В «обезьянник» её ввели, так же заботливо поддерживая, и даже помогли сесть на свободную лавку. Продолжая разыгрывать соню, растянулась и стала поудобней пристраивать голову.

— Ты как их отыскиваешь, Сеня? — донёсся снаружи негромкий голос одного из блюстителей порядка.

— Легко, — отозвался сопровождающий. — Толкаюсь во все двери. Если не заперто, значит кто-то туда забрался и спрятался на ночь. Детишки ведь, сопляки. Вот эта у Ашота в пакгаузе устроилась отдохнуть. Предыдущий — в сарае на лодочной станции. А вот та, маленькая, в пустующем доме обосновалась как королева. Пришлось подождать, пока закончит принимать ванну.

— Слушай, а чего они бегут? Говорят, по своей воле прилетели, в спортивные лагеря.

— Да разные слухи про те лагеря ходят, вот и им, видать, кто-то что-то шепнул. Ладно, я еще по Стыковой пройду, а ты их не забудь переписать утром, как выспятся.

Прозвучали негромкие шаги и всё стихло. Дара осторожно осмотрелась. Место заключения представляло собой просторную клетку с решётчатыми стенами. Внутри на деревянных лавках наблюдалось с полдюжины лежащих тел. Все дружно изображали спящих. По крайней мере — дышали ровно. В паре метров виднелось ещё одно такое же сооружение, скорее всего, для мужчин.

— Понаехали, тут со своей Земли! — послышался рядом раздражённый детский шёпот. — Чего, спрашивается, ехали, если разбегаетесь так, что вас потом полиция ловит? И нас, тутошних жителей заодно гребут, не разбирая.

— Я тоже тутошняя, — отозвалась Дара.

— Чьих же ты будешь, тутошняя?

— Елизаровских мы, — это название хутора, где она появилась на свет. По крайней мере, так указано в свидетельстве о рождении.

— Куркулиная деревенька, слыхала о такой. Чего ж тебе дома не сидится, Елизаровская?

— Так я как раз с Земли возвращаюсь, — начала Дара, и приостановилась, поскольку дальше по этой легенде ничего ещё не придумала.

— … в дороге поиздержалась, вот и зашла переночевать в пакгауз к самому недотёпистому торгашу, у которого вечно склад пустует. Он даже дверь в него не запирает… ха, если знаешь об этом, стало быть точно, тутошняя. Ладно, тебе без разницы, где ночь перекантоваться, а вот мне надо ноги отсюда делать.

— Я с тобой, — оживилась Дара. — Мне тоже светиться лишний раз не стоит, потому что… ну… неприятности у меня на Земле.

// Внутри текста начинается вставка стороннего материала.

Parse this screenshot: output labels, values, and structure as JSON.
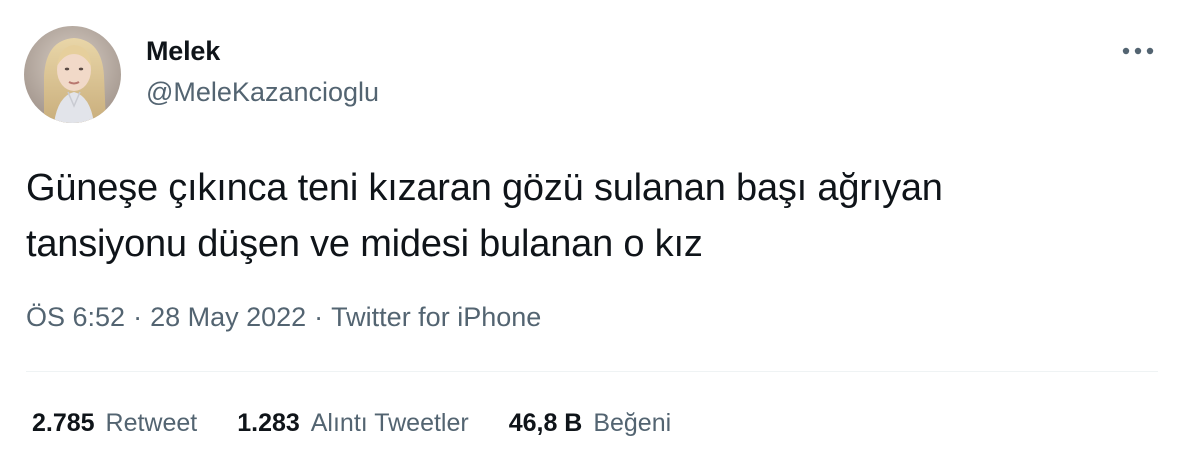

— Интересно, а как ты собираешься отсюда выбраться?

— Также, как ты.

— А я ещё не придумала.

— Чего же тогда собираешься ноги делать?

— Не собираюсь, а выражаю намерение.

Фыркнули, тоже шёпотом.

После проникновения в вентиляционную шахту метро, пользуясь «служебным» счётом, Дара несколько расширила содержимое своего «ридикюля», дополнив его кусачками, маскирующимися под педикюрные щипчики, и рядом предметов, имеющих вид косметических средств. В частности симпатичные термитные карандашики у неё с собой были, как и пилка по металлу, притворяющаяся пилкой для ногтей. Э-э. Вернее, она и есть для ногтей, но способна справиться и с более твёрдыми объектами.

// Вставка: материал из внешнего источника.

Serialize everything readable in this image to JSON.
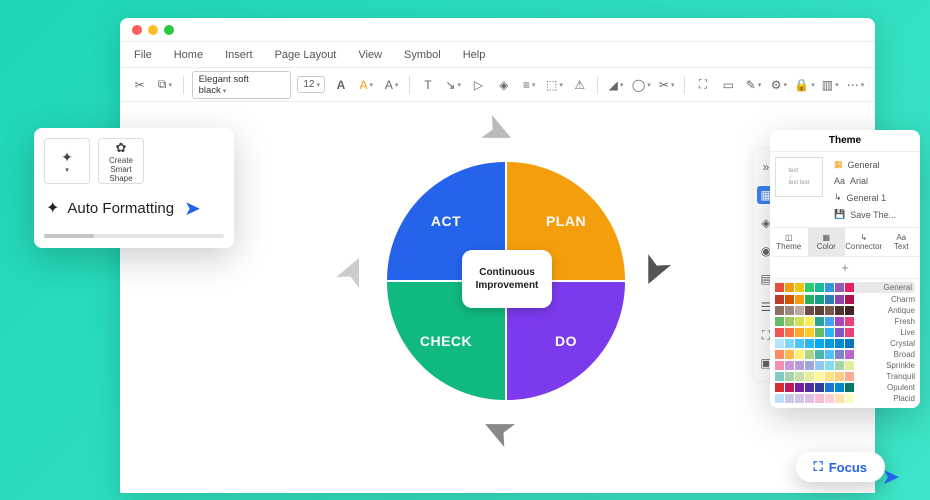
{
  "menubar": [
    "File",
    "Home",
    "Insert",
    "Page Layout",
    "View",
    "Symbol",
    "Help"
  ],
  "toolbar": {
    "font_name": "Elegant soft black",
    "font_size": "12",
    "icons": [
      "cut-icon",
      "copy-icon",
      "format-painter-icon",
      "bold-icon",
      "font-color-icon",
      "highlight-icon",
      "text-icon",
      "line-icon",
      "pointer-icon",
      "layer-icon",
      "align-icon",
      "group-icon",
      "warning-icon",
      "fill-icon",
      "stroke-icon",
      "crop-icon",
      "resize-icon",
      "page-icon",
      "edit-icon",
      "gear-icon",
      "lock-icon",
      "options-icon",
      "more-icon"
    ]
  },
  "diagram": {
    "act": "ACT",
    "plan": "PLAN",
    "check": "CHECK",
    "do": "DO",
    "center1": "Continuous",
    "center2": "Improvement"
  },
  "left_panel": {
    "smart_shape": "Create Smart Shape",
    "auto_format": "Auto Formatting"
  },
  "sidebar_icons": [
    "expand-icon",
    "grid-icon",
    "layers-icon",
    "shapes-icon",
    "document-icon",
    "list-icon",
    "maximize-icon",
    "image-icon"
  ],
  "theme": {
    "title": "Theme",
    "top_items": [
      "General",
      "Arial",
      "General 1",
      "Save The..."
    ],
    "tabs": [
      "Theme",
      "Color",
      "Connector",
      "Text"
    ],
    "palettes": [
      "General",
      "Charm",
      "Antique",
      "Fresh",
      "Live",
      "Crystal",
      "Broad",
      "Sprinkle",
      "Tranquil",
      "Opulent",
      "Placid"
    ]
  },
  "focus": {
    "label": "Focus"
  }
}
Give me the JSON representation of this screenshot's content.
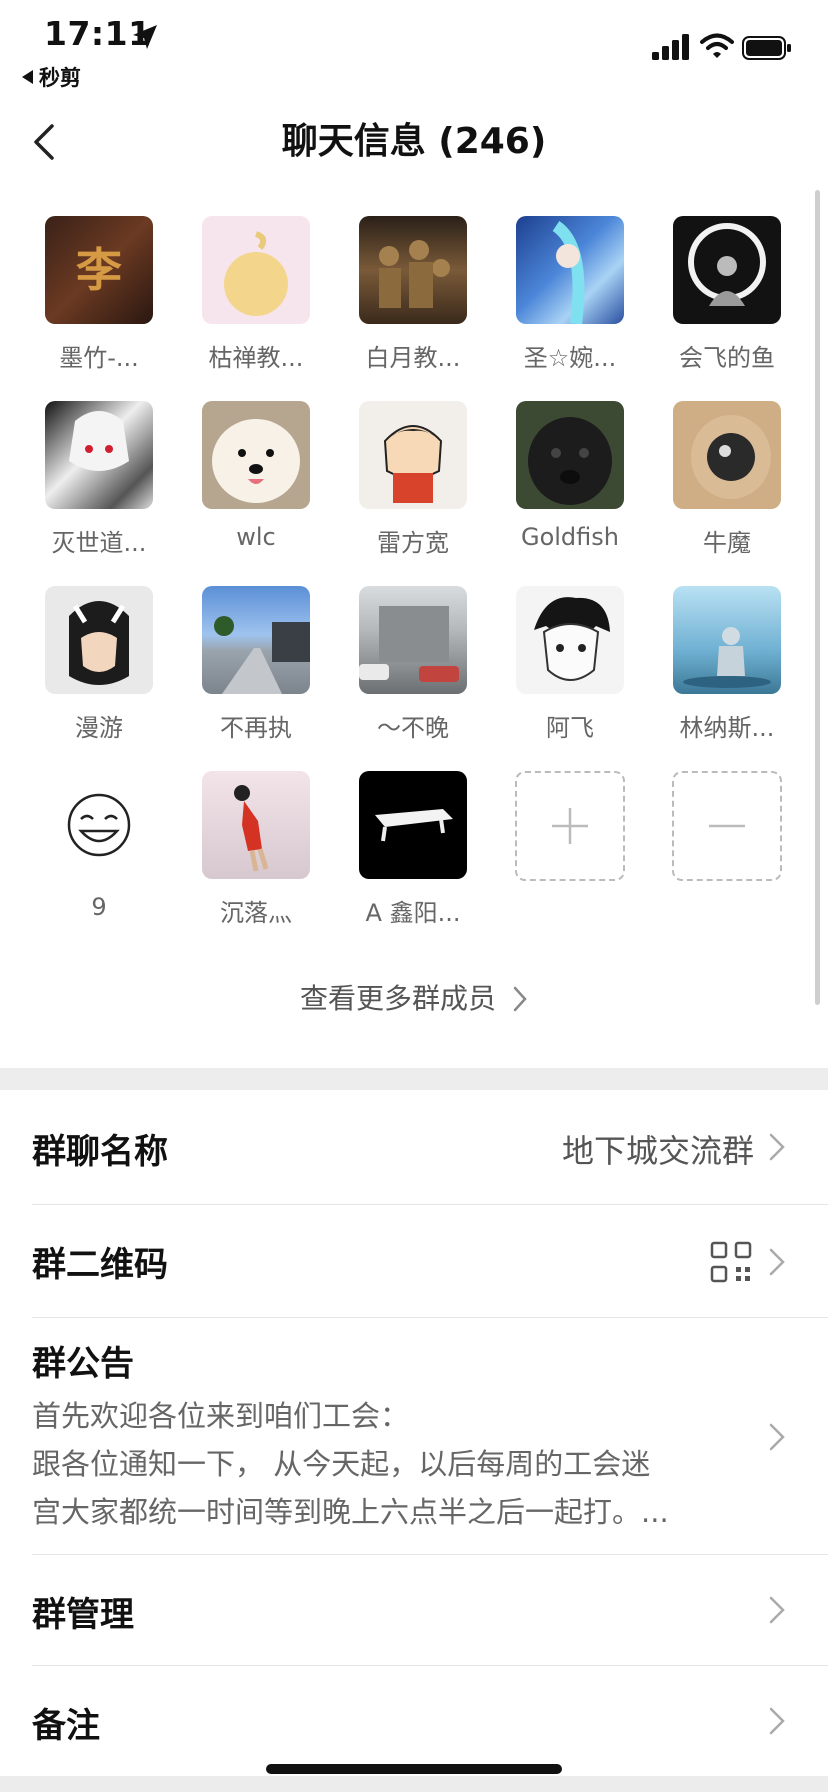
{
  "status_bar": {
    "time": "17:11",
    "back_app": "秒剪"
  },
  "nav": {
    "title": "聊天信息 (246)"
  },
  "members": [
    {
      "name": "墨竹-..."
    },
    {
      "name": "枯禅教..."
    },
    {
      "name": "白月教..."
    },
    {
      "name": "圣☆婉..."
    },
    {
      "name": "会飞的鱼"
    },
    {
      "name": "灭世道..."
    },
    {
      "name": "wlc"
    },
    {
      "name": "雷方宽"
    },
    {
      "name": "Goldfish"
    },
    {
      "name": "牛魔"
    },
    {
      "name": "漫游"
    },
    {
      "name": "不再执"
    },
    {
      "name": "～不晚"
    },
    {
      "name": "阿飞"
    },
    {
      "name": "林纳斯..."
    },
    {
      "name": "9"
    },
    {
      "name": "沉落灬"
    },
    {
      "name": "A 鑫阳..."
    }
  ],
  "see_more": "查看更多群成员",
  "settings": {
    "group_name_label": "群聊名称",
    "group_name_value": "地下城交流群",
    "qr_label": "群二维码",
    "notice_label": "群公告",
    "notice_line1": "首先欢迎各位来到咱们工会：",
    "notice_line2": "跟各位通知一下， 从今天起，以后每周的工会迷",
    "notice_line3": "宫大家都统一时间等到晚上六点半之后一起打。...",
    "manage_label": "群管理",
    "remark_label": "备注"
  },
  "colors": {
    "section_gap": "#ededed",
    "secondary_text": "#666666"
  }
}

Неудобство заключалось в том, что с места, где устроился дежурный, они в этой клетке видны, как на ладони. То есть размять и пристроить заряды — это было недолго, а вот воспламенить их — тут без открытого огня никак не обойтись, что сразу привлечёт внимание охраняющего.

К счастью, один из парней попросился в туалет, и за те несколько минут, пока сопроводившего его полицейского не было на месте, девчата один из прутьев пережгли в двух местах и реально сделали ноги. Не вдвоём — женская камера опустела мгновенно. Парни из соседней клетки даже не попытались поднять шума, только смотреть на их огорчённые лица было неудобно. Но на то, чтобы предоставить свободу всем узникам, элементарно не хватало времени — в недалёком туалете характерно шумнул унитаз.

* * *

Желания снова оставаться одной у Дары не возникло. Местная девчонка могла оказаться полезной, поскольку, как выяснилось, обстановка на Прерии за последние годы изменилась до неузнаваемости.

— Ты чего за мной тащишься? — новая знакомка недоумённо обернулась, едва освещенная улица осталась позади. Тут, в тёмном переулке, беглянки остановились, чтобы перевести дух и прислушаться к происходящему вокруг.

— Я лет десять не выезжала никуда с Земли. А тут — всё не так как раньше. Растерялась.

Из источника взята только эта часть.